What I can do, however, is to cut back our heater usage. Room temperature is considered 77 degrees Fahrenheit. Most people set there thermostat somewhere in the mid to upper 70’s, it seems to me. Energy agencies–from federal to local–suggest adjusting your thermostat to lower temperatures than that in the winter (to around 68 degrees) which is lower than most people feel comfortable.
I’m advocating going even lower… set it to 55 degrees. This is technically where hypothermia *can* set in. I say *can* because if you bother to put on much–if any–clothing, are relatively healthy, and haven’t been exposed to wetness or a breeze then you probably won’t literally freeze to death. Really. You’ll be cold but you won’t freeze.
You know what I suggest instead? Put on some darn clothing!
In fact, a gripe I tend to have is that all of my family complain about the thermostat setting–it’s currently set at 55 degrees but I doubt it will last if my wife has anything to say about it and she does–because they’re so accustomed to being able to run around in shorts and a t-shirt… literally.
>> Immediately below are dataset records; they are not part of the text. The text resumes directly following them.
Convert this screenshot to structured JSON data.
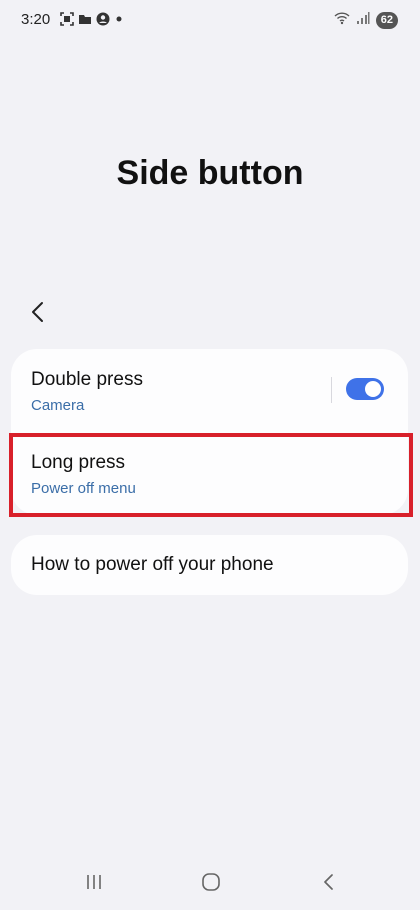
{
  "status_bar": {
    "time": "3:20",
    "battery": "62",
    "left_icons": [
      "screenshot-icon",
      "folder-icon",
      "account-icon",
      "dot-icon"
    ],
    "right_icons": [
      "wifi-icon",
      "signal-icon",
      "battery-icon"
    ]
  },
  "page": {
    "title": "Side button"
  },
  "settings": {
    "double_press": {
      "label": "Double press",
      "value": "Camera",
      "enabled": true
    },
    "long_press": {
      "label": "Long press",
      "value": "Power off menu"
    },
    "how_to": {
      "label": "How to power off your phone"
    }
  },
  "colors": {
    "background": "#f2f2f6",
    "card": "#fdfdfe",
    "accent": "#3f72e8",
    "subtitle": "#3b6ea8",
    "highlight": "#d8202a"
  },
  "nav_bar": {
    "buttons": [
      "recents-icon",
      "home-icon",
      "back-icon"
    ]
  }
}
Whenever they complain I tell them to first put on some long clothing, socks, slippers or shoes, and then try a sweatshirt if they must. If that still doesn’t do the trick then we’ll talk about a space heater, heating blanket, and if I must… turning up the heat.
We, as a society, have forgot that we need to learn to “heat the person” again and not literally WASTE both heat and month by heating up the environment. Doing so is perhaps the least efficient way to heat ourselves.
If/when times get tough and people either NEED to cut back on their heating bill because they simply cannot afford it or their utility providers are unreliable then they need to have another plan. Sure, people will learn to make do buy why not learn that lesson now?
Learn simple things like heating the person (with clothing, heating blankets, etc), one room heating (or NOT heating entire floors), the “room within a room” technique to conserve heat, and so on. Learn to “harden” your body against the cold and to not expect or to need as much auxiliary heat.
Doing so could not only make life during a SHTF event more bearable but potentially even save you hundreds of dollars each month if you simply do NOT have to heat the entire house to comfortable levels. Think about it and consider how you can best incorporate these thoughts into your daily life.